Birds of Cultured Splendour
Peacock groups made in cloisonné enamel are rare, although this medium is perfectly suited to the depiction of these magnificent birds with their glistening multi-coloured plumage. This is a particularly beautiful peacock group, in which the proud male peacock is shown standing on the highest point of an elaborate rock formation. This device allows his glorious tail to cascade downwards and be shown in all its brilliance. The smaller female (peahen) stands on a lower rock, and although she does not have the male’s elaborate tail, she is nevertheless depicted with shimmering blue and green feathers and a gilded crest on her head. In the Book of Changes (I Ching) the peacock is described as a cultured bird with nine virtues. It is believed to have a dignified appearance and a clear voice, it walks with grace, is punctual, is restrained in its appetite, is contented, is loyal to its fellows, is moral, and has the ability to learn from its mistakes. In China, therefore, peacocks have become symbols of culture and enlightenment. The depiction of a peacock in art often suggests the phrase tianxia wenming ‘May the world be enlightened’.

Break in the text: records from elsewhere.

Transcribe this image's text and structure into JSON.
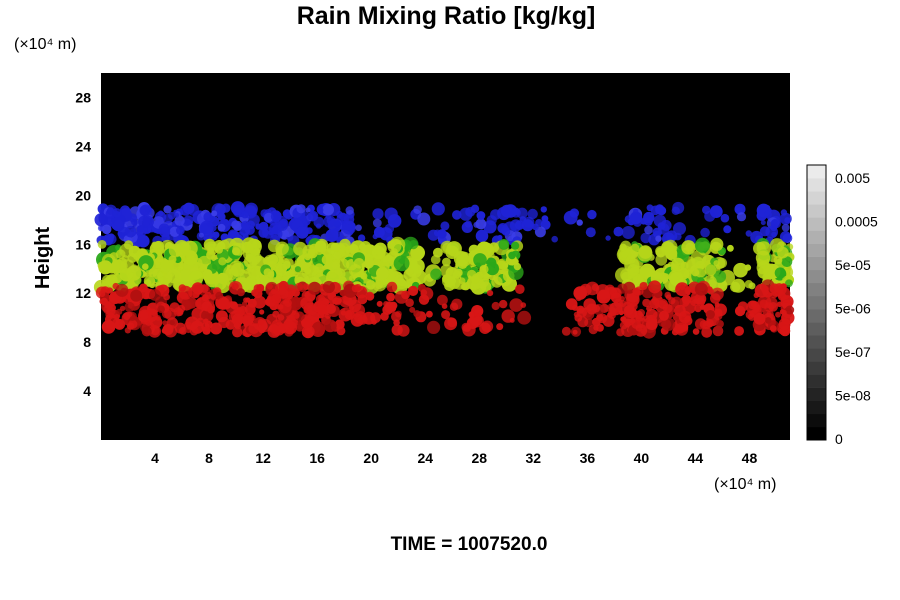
{
  "chart_data": {
    "type": "heatmap",
    "title": "Rain Mixing Ratio [kg/kg]",
    "ylabel": "Height",
    "x_unit_label": "(×10⁴ m)",
    "y_unit_label": "(×10⁴ m)",
    "x_ticks": [
      "4",
      "8",
      "12",
      "16",
      "20",
      "24",
      "28",
      "32",
      "36",
      "40",
      "44",
      "48"
    ],
    "y_ticks": [
      "4",
      "8",
      "12",
      "16",
      "20",
      "24",
      "28"
    ],
    "xlim": [
      0,
      51
    ],
    "ylim": [
      0,
      30
    ],
    "grid": false,
    "background_color": "#000000",
    "colorbar": {
      "labels": [
        "0",
        "5e-08",
        "5e-07",
        "5e-06",
        "5e-05",
        "0.0005",
        "0.005"
      ],
      "steps": 21,
      "position": "right"
    },
    "layers": [
      {
        "color": "#1f23d6",
        "label": "blue band",
        "y_range": [
          16.2,
          19.0
        ]
      },
      {
        "color": "#b7d61a",
        "label": "yellow-green band",
        "y_range": [
          12.5,
          16.0
        ]
      },
      {
        "color": "#d81616",
        "label": "red band",
        "y_range": [
          8.8,
          12.6
        ]
      }
    ],
    "annotation": "TIME = 1007520.0"
  }
}
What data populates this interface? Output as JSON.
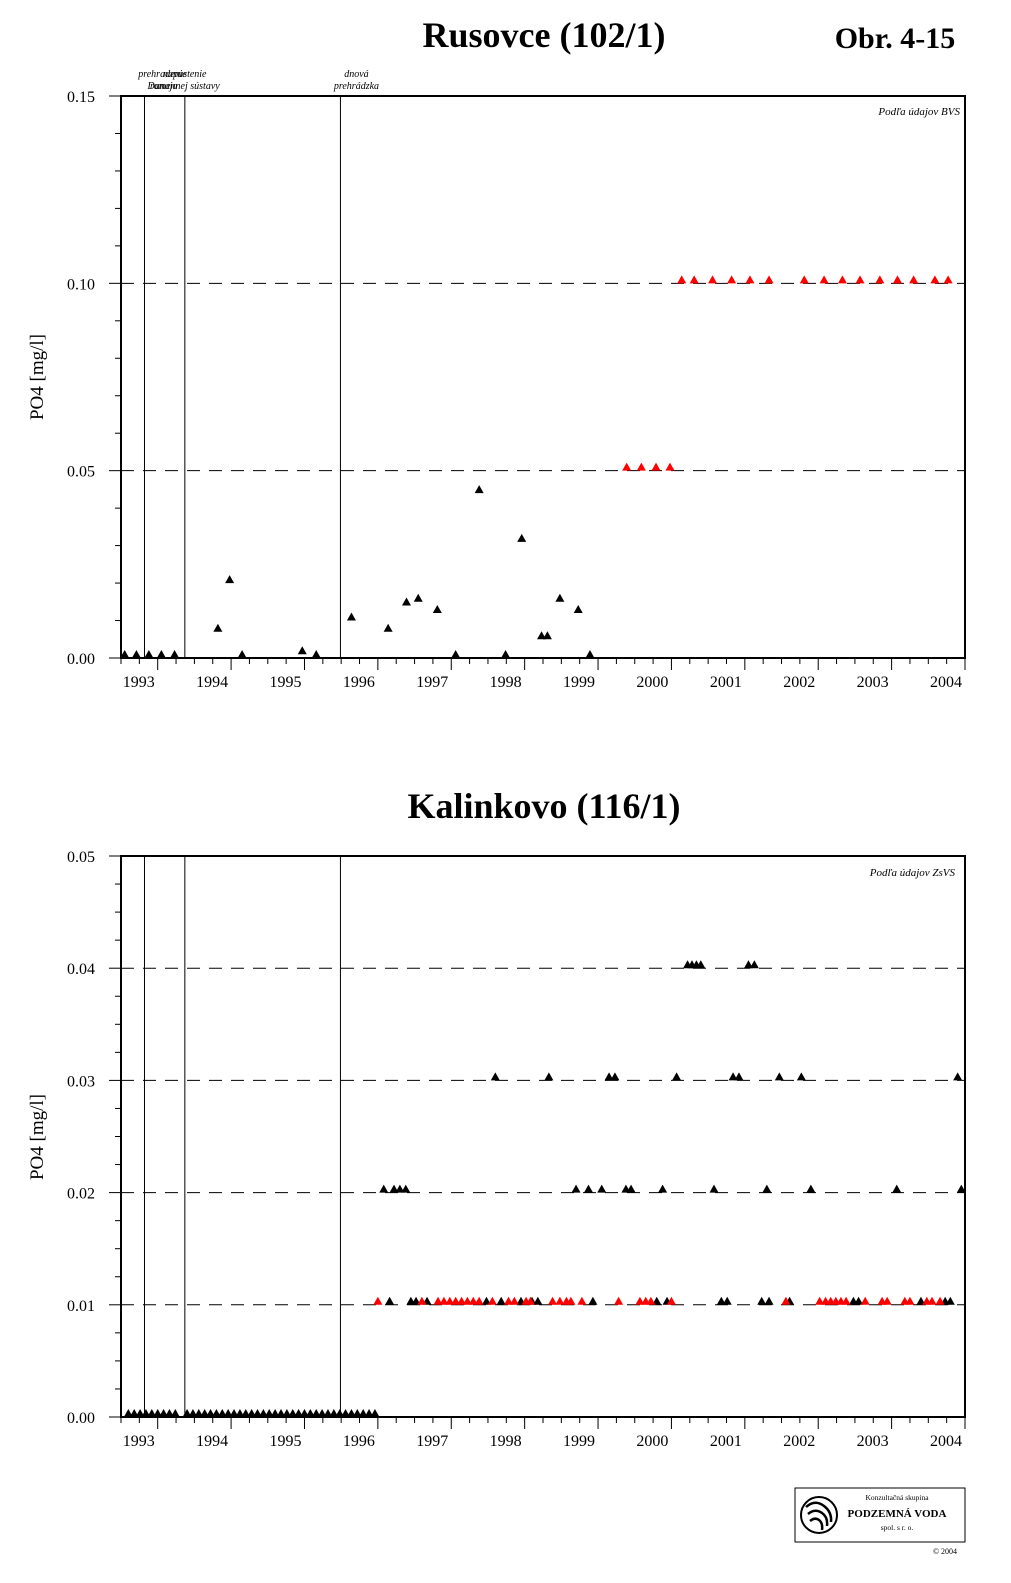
{
  "figure_number": "Obr. 4-15",
  "colors": {
    "measured": "#000000",
    "below_detection": "#ff0000"
  },
  "icons": {
    "marker": "triangle-marker-icon",
    "logo": "podzemna-voda-logo-icon"
  },
  "logo": {
    "line1": "Konzultačná skupina",
    "line2": "PODZEMNÁ VODA",
    "line3": "spol. s r. o.",
    "copyright": "© 2004"
  },
  "chart_data": [
    {
      "type": "scatter",
      "title": "Rusovce (102/1)",
      "ylabel": "PO4 [mg/l]",
      "xlabel": "",
      "source_note": "Podľa údajov BVS",
      "xlim": [
        1992.5,
        2004.0
      ],
      "ylim": [
        0,
        0.15
      ],
      "yticks": [
        0.15,
        0.1,
        0.05,
        0.0
      ],
      "ytick_labels": [
        "0.15",
        "0.10",
        "0.05",
        "0.00"
      ],
      "xtick_labels": [
        "1993",
        "1994",
        "1995",
        "1996",
        "1997",
        "1998",
        "1999",
        "2000",
        "2001",
        "2002",
        "2003",
        "2004"
      ],
      "grid": "dashed horizontal",
      "events": [
        {
          "x": 1992.82,
          "label_lines": [
            "prehradenie",
            "Dunaja"
          ]
        },
        {
          "x": 1993.37,
          "label_lines": [
            "napustenie",
            "ramennej sústavy"
          ]
        },
        {
          "x": 1995.49,
          "label_lines": [
            "dnová",
            "prehrádzka"
          ]
        }
      ],
      "series": [
        {
          "color": "#000000",
          "points": [
            [
              1992.55,
              0.0
            ],
            [
              1992.71,
              0.0
            ],
            [
              1992.88,
              0.0
            ],
            [
              1993.05,
              0.0
            ],
            [
              1993.23,
              0.0
            ],
            [
              1993.82,
              0.007
            ],
            [
              1993.98,
              0.02
            ],
            [
              1994.15,
              0.0
            ],
            [
              1994.97,
              0.001
            ],
            [
              1995.16,
              0.0
            ],
            [
              1995.64,
              0.01
            ],
            [
              1996.14,
              0.007
            ],
            [
              1996.39,
              0.014
            ],
            [
              1996.55,
              0.015
            ],
            [
              1996.81,
              0.012
            ],
            [
              1997.06,
              0.0
            ],
            [
              1997.38,
              0.044
            ],
            [
              1997.74,
              0.0
            ],
            [
              1997.96,
              0.031
            ],
            [
              1998.23,
              0.005
            ],
            [
              1998.31,
              0.005
            ],
            [
              1998.48,
              0.015
            ],
            [
              1998.73,
              0.012
            ],
            [
              1998.89,
              0.0
            ]
          ]
        },
        {
          "color": "#ff0000",
          "points": [
            [
              1999.39,
              0.05
            ],
            [
              1999.59,
              0.05
            ],
            [
              1999.79,
              0.05
            ],
            [
              1999.98,
              0.05
            ],
            [
              2000.14,
              0.1
            ],
            [
              2000.31,
              0.1
            ],
            [
              2000.56,
              0.1
            ],
            [
              2000.82,
              0.1
            ],
            [
              2001.07,
              0.1
            ],
            [
              2001.33,
              0.1
            ],
            [
              2001.81,
              0.1
            ],
            [
              2002.08,
              0.1
            ],
            [
              2002.33,
              0.1
            ],
            [
              2002.57,
              0.1
            ],
            [
              2002.84,
              0.1
            ],
            [
              2003.08,
              0.1
            ],
            [
              2003.3,
              0.1
            ],
            [
              2003.59,
              0.1
            ],
            [
              2003.77,
              0.1
            ]
          ]
        }
      ]
    },
    {
      "type": "scatter",
      "title": "Kalinkovo (116/1)",
      "ylabel": "PO4 [mg/l]",
      "xlabel": "",
      "source_note": "Podľa údajov ZsVS",
      "xlim": [
        1992.5,
        2004.0
      ],
      "ylim": [
        0,
        0.05
      ],
      "yticks": [
        0.05,
        0.04,
        0.03,
        0.02,
        0.01,
        0.0
      ],
      "ytick_labels": [
        "0.05",
        "0.04",
        "0.03",
        "0.02",
        "0.01",
        "0.00"
      ],
      "xtick_labels": [
        "1993",
        "1994",
        "1995",
        "1996",
        "1997",
        "1998",
        "1999",
        "2000",
        "2001",
        "2002",
        "2003",
        "2004"
      ],
      "grid": "dashed horizontal",
      "events": [
        {
          "x": 1992.82,
          "label_lines": []
        },
        {
          "x": 1993.37,
          "label_lines": []
        },
        {
          "x": 1995.49,
          "label_lines": []
        }
      ],
      "series": [
        {
          "color": "#000000",
          "points": [
            [
              1992.6,
              0.0
            ],
            [
              1992.68,
              0.0
            ],
            [
              1992.76,
              0.0
            ],
            [
              1992.84,
              0.0
            ],
            [
              1992.92,
              0.0
            ],
            [
              1993.0,
              0.0
            ],
            [
              1993.08,
              0.0
            ],
            [
              1993.16,
              0.0
            ],
            [
              1993.24,
              0.0
            ],
            [
              1993.4,
              0.0
            ],
            [
              1993.48,
              0.0
            ],
            [
              1993.56,
              0.0
            ],
            [
              1993.64,
              0.0
            ],
            [
              1993.72,
              0.0
            ],
            [
              1993.8,
              0.0
            ],
            [
              1993.88,
              0.0
            ],
            [
              1993.96,
              0.0
            ],
            [
              1994.04,
              0.0
            ],
            [
              1994.12,
              0.0
            ],
            [
              1994.2,
              0.0
            ],
            [
              1994.28,
              0.0
            ],
            [
              1994.36,
              0.0
            ],
            [
              1994.44,
              0.0
            ],
            [
              1994.52,
              0.0
            ],
            [
              1994.6,
              0.0
            ],
            [
              1994.68,
              0.0
            ],
            [
              1994.76,
              0.0
            ],
            [
              1994.84,
              0.0
            ],
            [
              1994.92,
              0.0
            ],
            [
              1995.0,
              0.0
            ],
            [
              1995.08,
              0.0
            ],
            [
              1995.16,
              0.0
            ],
            [
              1995.24,
              0.0
            ],
            [
              1995.32,
              0.0
            ],
            [
              1995.4,
              0.0
            ],
            [
              1995.48,
              0.0
            ],
            [
              1995.56,
              0.0
            ],
            [
              1995.64,
              0.0
            ],
            [
              1995.72,
              0.0
            ],
            [
              1995.8,
              0.0
            ],
            [
              1995.88,
              0.0
            ],
            [
              1995.96,
              0.0
            ],
            [
              1996.08,
              0.02
            ],
            [
              1996.22,
              0.02
            ],
            [
              1996.3,
              0.02
            ],
            [
              1996.38,
              0.02
            ],
            [
              1996.16,
              0.01
            ],
            [
              1996.45,
              0.01
            ],
            [
              1996.52,
              0.01
            ],
            [
              1996.67,
              0.01
            ],
            [
              1997.48,
              0.01
            ],
            [
              1997.6,
              0.03
            ],
            [
              1997.68,
              0.01
            ],
            [
              1997.95,
              0.01
            ],
            [
              1998.1,
              0.01
            ],
            [
              1998.18,
              0.01
            ],
            [
              1998.33,
              0.03
            ],
            [
              1998.7,
              0.02
            ],
            [
              1998.87,
              0.02
            ],
            [
              1998.93,
              0.01
            ],
            [
              1999.05,
              0.02
            ],
            [
              1999.15,
              0.03
            ],
            [
              1999.23,
              0.03
            ],
            [
              1999.38,
              0.02
            ],
            [
              1999.45,
              0.02
            ],
            [
              1999.8,
              0.01
            ],
            [
              1999.88,
              0.02
            ],
            [
              1999.94,
              0.01
            ],
            [
              2000.07,
              0.03
            ],
            [
              2000.22,
              0.04
            ],
            [
              2000.28,
              0.04
            ],
            [
              2000.34,
              0.04
            ],
            [
              2000.4,
              0.04
            ],
            [
              2000.58,
              0.02
            ],
            [
              2000.68,
              0.01
            ],
            [
              2000.76,
              0.01
            ],
            [
              2000.84,
              0.03
            ],
            [
              2000.92,
              0.03
            ],
            [
              2001.05,
              0.04
            ],
            [
              2001.13,
              0.04
            ],
            [
              2001.23,
              0.01
            ],
            [
              2001.3,
              0.02
            ],
            [
              2001.33,
              0.01
            ],
            [
              2001.47,
              0.03
            ],
            [
              2001.61,
              0.01
            ],
            [
              2001.77,
              0.03
            ],
            [
              2001.9,
              0.02
            ],
            [
              2002.48,
              0.01
            ],
            [
              2002.55,
              0.01
            ],
            [
              2003.07,
              0.02
            ],
            [
              2003.4,
              0.01
            ],
            [
              2003.73,
              0.01
            ],
            [
              2003.8,
              0.01
            ],
            [
              2003.9,
              0.03
            ],
            [
              2003.95,
              0.02
            ]
          ]
        },
        {
          "color": "#ff0000",
          "points": [
            [
              1996.0,
              0.01
            ],
            [
              1996.6,
              0.01
            ],
            [
              1996.82,
              0.01
            ],
            [
              1996.9,
              0.01
            ],
            [
              1996.98,
              0.01
            ],
            [
              1997.06,
              0.01
            ],
            [
              1997.14,
              0.01
            ],
            [
              1997.22,
              0.01
            ],
            [
              1997.3,
              0.01
            ],
            [
              1997.38,
              0.01
            ],
            [
              1997.56,
              0.01
            ],
            [
              1997.78,
              0.01
            ],
            [
              1997.86,
              0.01
            ],
            [
              2000.0,
              0.01
            ],
            [
              1998.02,
              0.01
            ],
            [
              1998.08,
              0.01
            ],
            [
              1998.38,
              0.01
            ],
            [
              1998.48,
              0.01
            ],
            [
              1998.57,
              0.01
            ],
            [
              1998.63,
              0.01
            ],
            [
              1998.78,
              0.01
            ],
            [
              1999.28,
              0.01
            ],
            [
              1999.57,
              0.01
            ],
            [
              1999.65,
              0.01
            ],
            [
              1999.72,
              0.01
            ],
            [
              2001.56,
              0.01
            ],
            [
              2002.02,
              0.01
            ],
            [
              2002.1,
              0.01
            ],
            [
              2002.17,
              0.01
            ],
            [
              2002.24,
              0.01
            ],
            [
              2002.31,
              0.01
            ],
            [
              2002.38,
              0.01
            ],
            [
              2002.64,
              0.01
            ],
            [
              2002.87,
              0.01
            ],
            [
              2002.94,
              0.01
            ],
            [
              2003.18,
              0.01
            ],
            [
              2003.25,
              0.01
            ],
            [
              2003.48,
              0.01
            ],
            [
              2003.55,
              0.01
            ],
            [
              2003.66,
              0.01
            ]
          ]
        }
      ]
    }
  ]
}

Peacocks have long been admired for their spectacular beauty and in many cultures legends have grown up concerning the origin of peacocks and their symbolism. In China, as early as the Han dynasty peacocks are found in literature, such as the well-known yuefu called ‘A Pair of Peacocks Southeast Fly, which tells a tale of the unwavering devotion between a couple torn apart by their families. It is possible that the current pair of peacocks may indeed have been created in reference to this devotion. By the Tang dynasty peacocks were well known in China, and indeed some districts paid tribute in peacocks, their feathers being used both for imperial decoration, and for the designation of official rank. Later, in the Ming dynasty, the peacock became established as the insignia of civil officials of the third rank. However, as early as the Tang dynasty, peacock feathers were apparently bestowed on both civil and military officials as marks of imperial favour, rewarding faithful service. In the Qing dynasty imperial fans were made of peacock feathers, and the wearing of a peacock feather with a coral knob on an official hat was restricted to officials of the first rank.
In Buddhism, the peacock is particularly associated with the Bodhisattva Avolokitesvara (Guanyin). One of the stories relating to the Chinese Guanyin tells of Guanyin summoning a large bird with dull plumage, sweeping her hands across her own face and then over the feathers of the bird. The bird was suffused with brilliant lights and colours, to the extent that other creatures had to look away. When they looked back they saw that each of the bird’s 100 tail feathers contained an eye. Guanyin explained this by saying that, as she was unable to be omnipresent in watching over them, the eyes in the peacock’s tail would keep watch for her and remind them of her constant care.
The green peafowl Pavo muticus is found today in Southeast Asia and north-eastern India, Tibet, and the south-western Chinese province of Yunnan. Indeed the city of Jinghong, which is the capital of the Xishuangbanna Dai Nationality Autonomous Prefecture in Yunnan province used to be known as Jingyong, the ‘City of Peacocks’. From there peacock feathers were sent to the court as tribute, and men of this area were famous for their peacock dances. This tribute in peacocks, as well as his pleasure in watching the birds when he was at leisure, was noted by the Qianlong Emperor in his inscription on an anonymous scroll painting, dated to 1758, in the collection of the Palace Museum, Beijing, entitled Emperor Qianlong watching the Peacock in its Pride, although he specifies that these birds were sent as tribute by foreign envoys (Illustrated in The Complete Collection of Treasures of the Palace Museum 14 Paintings by the Court Artists of the Qing Court, Hong Kong, 1996, pp. 192-5, no. 42). This painting shows the emperor observing two male peacocks in the gardens of the Yuanmingyuan, and the emperor further notes in his inscription that after five years of nurture the birds had learned to fan their tails. Undoubtedly the emperor sought not only to reference the tribute paid by foreign nations, and to expound his appreciation of the peacock’s beauty, but also to draw attention to his own culture and enlightenment through association with these magnificent birds. This latter message may also have been in the mind of the patron who commissioned the current beautiful cloisonné peacock group.